Die schmäleren Reifen sowie die Reifen für trockene Pisten und die Regenreifen kannte er aus seiner Vergangenheit nicht.
Jeder Fahrer muss erst lernen, wie sich die Reifen unter den sich verändernden Bedingungen verhalten, erklärte der siebenmalige Titelgewinner der “FAZ” dazu.
Da haben die Kollegen dann wohl doch einen gewissen Vorsprung.
Vor dem Rücktritt Ende 2006 war es für ihn jedoch selbstverständlich, vorausplanen und eine Ahnung haben zu können, wie das Feintuning aussieht.
Definitiv sieht er aber jetzt Bereiche, in denen er am Anfang steht, wie der 41-jährige zugab.
Hier muss er jetzt eben dazulernen, da ihm die nötige Erfahrung der letzten drei Jahre fehlt.

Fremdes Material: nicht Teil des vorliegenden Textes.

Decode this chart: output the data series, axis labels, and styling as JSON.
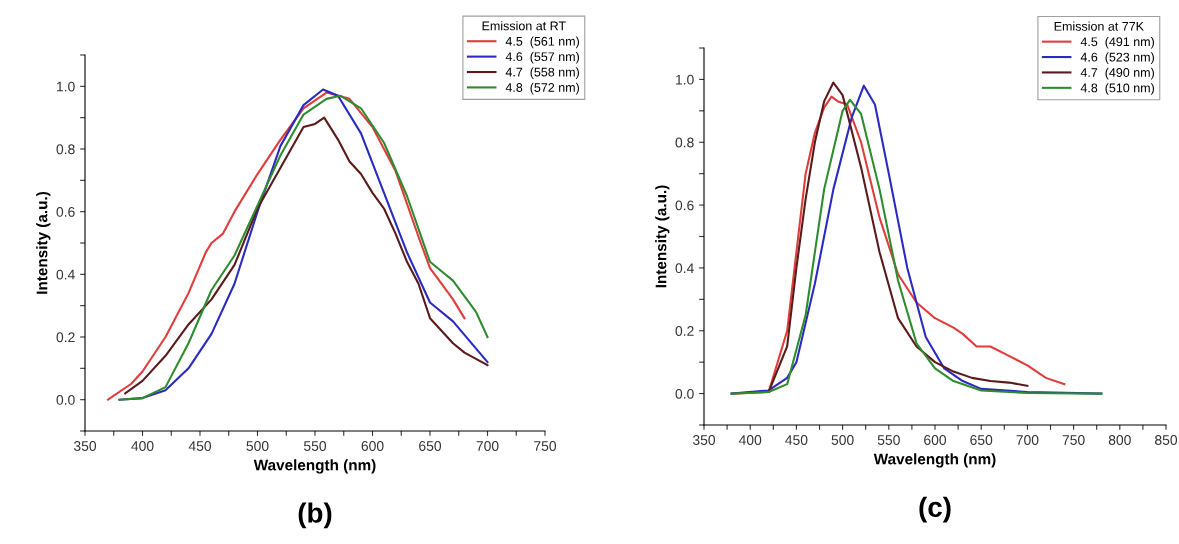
{
  "chart_data": [
    {
      "type": "line",
      "xlabel": "Wavelength (nm)",
      "ylabel": "Intensity (a.u.)",
      "legend_title": "Emission at RT",
      "legend": "top right",
      "grid": false,
      "annotations": [
        "(b)"
      ],
      "xlim": [
        350,
        750
      ],
      "xticks": [
        350,
        {
          "value": 375,
          "label": null
        },
        400,
        {
          "value": 425,
          "label": null
        },
        450,
        {
          "value": 475,
          "label": null
        },
        500,
        {
          "value": 525,
          "label": null
        },
        550,
        {
          "value": 575,
          "label": null
        },
        600,
        {
          "value": 625,
          "label": null
        },
        650,
        {
          "value": 675,
          "label": null
        },
        700,
        {
          "value": 725,
          "label": null
        },
        750
      ],
      "ylim": [
        -0.1,
        1.1
      ],
      "yticks": [
        {
          "value": -0.1,
          "label": null
        },
        {
          "value": 0.0,
          "label": "0.0"
        },
        {
          "value": 0.1,
          "label": null
        },
        0.2,
        {
          "value": 0.3,
          "label": null
        },
        0.4,
        {
          "value": 0.5,
          "label": null
        },
        0.6,
        {
          "value": 0.7,
          "label": null
        },
        0.8,
        {
          "value": 0.9,
          "label": null
        },
        {
          "value": 1.0,
          "label": "1.0"
        },
        {
          "value": 1.1,
          "label": null
        }
      ],
      "series": [
        {
          "name": "4.5  (561 nm)",
          "color": "#e03c3c",
          "x": [
            370,
            390,
            400,
            420,
            440,
            455,
            460,
            470,
            480,
            500,
            520,
            540,
            560,
            580,
            600,
            620,
            640,
            650,
            660,
            670,
            680
          ],
          "values": [
            0.0,
            0.05,
            0.09,
            0.2,
            0.34,
            0.47,
            0.5,
            0.53,
            0.6,
            0.72,
            0.83,
            0.93,
            0.98,
            0.96,
            0.87,
            0.73,
            0.52,
            0.42,
            0.37,
            0.32,
            0.26
          ]
        },
        {
          "name": "4.6  (557 nm)",
          "color": "#2a2ac0",
          "x": [
            380,
            400,
            420,
            440,
            460,
            480,
            500,
            520,
            540,
            557,
            570,
            590,
            610,
            630,
            650,
            670,
            700
          ],
          "values": [
            0.0,
            0.005,
            0.03,
            0.1,
            0.21,
            0.37,
            0.6,
            0.81,
            0.94,
            0.99,
            0.97,
            0.85,
            0.66,
            0.47,
            0.31,
            0.25,
            0.12
          ]
        },
        {
          "name": "4.7  (558 nm)",
          "color": "#5a1a1a",
          "x": [
            385,
            400,
            420,
            440,
            460,
            480,
            500,
            520,
            540,
            550,
            558,
            570,
            580,
            590,
            600,
            610,
            620,
            630,
            640,
            650,
            660,
            670,
            680,
            700
          ],
          "values": [
            0.02,
            0.06,
            0.14,
            0.24,
            0.32,
            0.43,
            0.61,
            0.74,
            0.87,
            0.88,
            0.9,
            0.83,
            0.76,
            0.72,
            0.66,
            0.61,
            0.53,
            0.44,
            0.37,
            0.26,
            0.22,
            0.18,
            0.15,
            0.11
          ]
        },
        {
          "name": "4.8  (572 nm)",
          "color": "#2e8b2e",
          "x": [
            380,
            400,
            420,
            440,
            460,
            480,
            500,
            520,
            540,
            560,
            572,
            590,
            610,
            630,
            650,
            660,
            670,
            690,
            700
          ],
          "values": [
            0.0,
            0.005,
            0.04,
            0.18,
            0.35,
            0.46,
            0.62,
            0.78,
            0.91,
            0.96,
            0.97,
            0.93,
            0.82,
            0.65,
            0.44,
            0.41,
            0.38,
            0.28,
            0.2
          ]
        }
      ]
    },
    {
      "type": "line",
      "xlabel": "Wavelength (nm)",
      "ylabel": "Intensity (a.u.)",
      "legend_title": "Emission at 77K",
      "legend": "top right",
      "grid": false,
      "annotations": [
        "(c)"
      ],
      "xlim": [
        350,
        850
      ],
      "xticks": [
        350,
        {
          "value": 375,
          "label": null
        },
        400,
        {
          "value": 425,
          "label": null
        },
        450,
        {
          "value": 475,
          "label": null
        },
        500,
        {
          "value": 525,
          "label": null
        },
        550,
        {
          "value": 575,
          "label": null
        },
        600,
        {
          "value": 625,
          "label": null
        },
        650,
        {
          "value": 675,
          "label": null
        },
        700,
        {
          "value": 725,
          "label": null
        },
        750,
        {
          "value": 775,
          "label": null
        },
        800,
        {
          "value": 825,
          "label": null
        },
        850
      ],
      "ylim": [
        -0.1,
        1.1
      ],
      "yticks": [
        {
          "value": -0.1,
          "label": null
        },
        {
          "value": 0.0,
          "label": "0.0"
        },
        {
          "value": 0.1,
          "label": null
        },
        0.2,
        {
          "value": 0.3,
          "label": null
        },
        0.4,
        {
          "value": 0.5,
          "label": null
        },
        0.6,
        {
          "value": 0.7,
          "label": null
        },
        0.8,
        {
          "value": 0.9,
          "label": null
        },
        {
          "value": 1.0,
          "label": "1.0"
        },
        {
          "value": 1.1,
          "label": null
        }
      ],
      "series": [
        {
          "name": "4.5  (491 nm)",
          "color": "#e03c3c",
          "x": [
            380,
            420,
            440,
            450,
            460,
            470,
            480,
            488,
            495,
            505,
            520,
            540,
            560,
            580,
            600,
            620,
            630,
            645,
            660,
            680,
            700,
            720,
            740
          ],
          "values": [
            0.0,
            0.005,
            0.2,
            0.45,
            0.7,
            0.83,
            0.91,
            0.945,
            0.93,
            0.92,
            0.8,
            0.56,
            0.38,
            0.29,
            0.24,
            0.21,
            0.19,
            0.15,
            0.15,
            0.12,
            0.09,
            0.05,
            0.03
          ]
        },
        {
          "name": "4.6  (523 nm)",
          "color": "#2a2ac0",
          "x": [
            380,
            420,
            440,
            450,
            470,
            490,
            510,
            523,
            535,
            550,
            570,
            590,
            610,
            630,
            650,
            700,
            780
          ],
          "values": [
            0.0,
            0.01,
            0.05,
            0.1,
            0.35,
            0.65,
            0.88,
            0.98,
            0.92,
            0.7,
            0.4,
            0.18,
            0.08,
            0.04,
            0.015,
            0.005,
            0.0
          ]
        },
        {
          "name": "4.7  (490 nm)",
          "color": "#5a1a1a",
          "x": [
            420,
            440,
            450,
            460,
            470,
            480,
            490,
            500,
            520,
            540,
            560,
            580,
            600,
            620,
            640,
            660,
            680,
            700
          ],
          "values": [
            0.005,
            0.15,
            0.4,
            0.62,
            0.8,
            0.93,
            0.99,
            0.95,
            0.72,
            0.45,
            0.24,
            0.15,
            0.1,
            0.07,
            0.05,
            0.04,
            0.035,
            0.025
          ]
        },
        {
          "name": "4.8  (510 nm)",
          "color": "#2e8b2e",
          "x": [
            380,
            420,
            440,
            460,
            480,
            500,
            508,
            520,
            540,
            560,
            580,
            600,
            620,
            650,
            700,
            780
          ],
          "values": [
            0.0,
            0.005,
            0.03,
            0.25,
            0.65,
            0.9,
            0.935,
            0.89,
            0.65,
            0.36,
            0.16,
            0.08,
            0.04,
            0.01,
            0.002,
            0.0
          ]
        }
      ]
    }
  ]
}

Aber trotz Platz zehn im Gesamtklassement und 40 Punkten Rückstand auf Mercedes-Teamkollege Nico Rosberg wirkt Schumacher entspannt.
Dazu erklärt er, dass er bis zu seinem Rücktritt 2006 die ganzen negativen Begleitumstände der Formel 1 mit sich herumtrug. Diese zermürbten ihn sicherlich auch. Das Gefühl ist jetzt allerdings weit weg.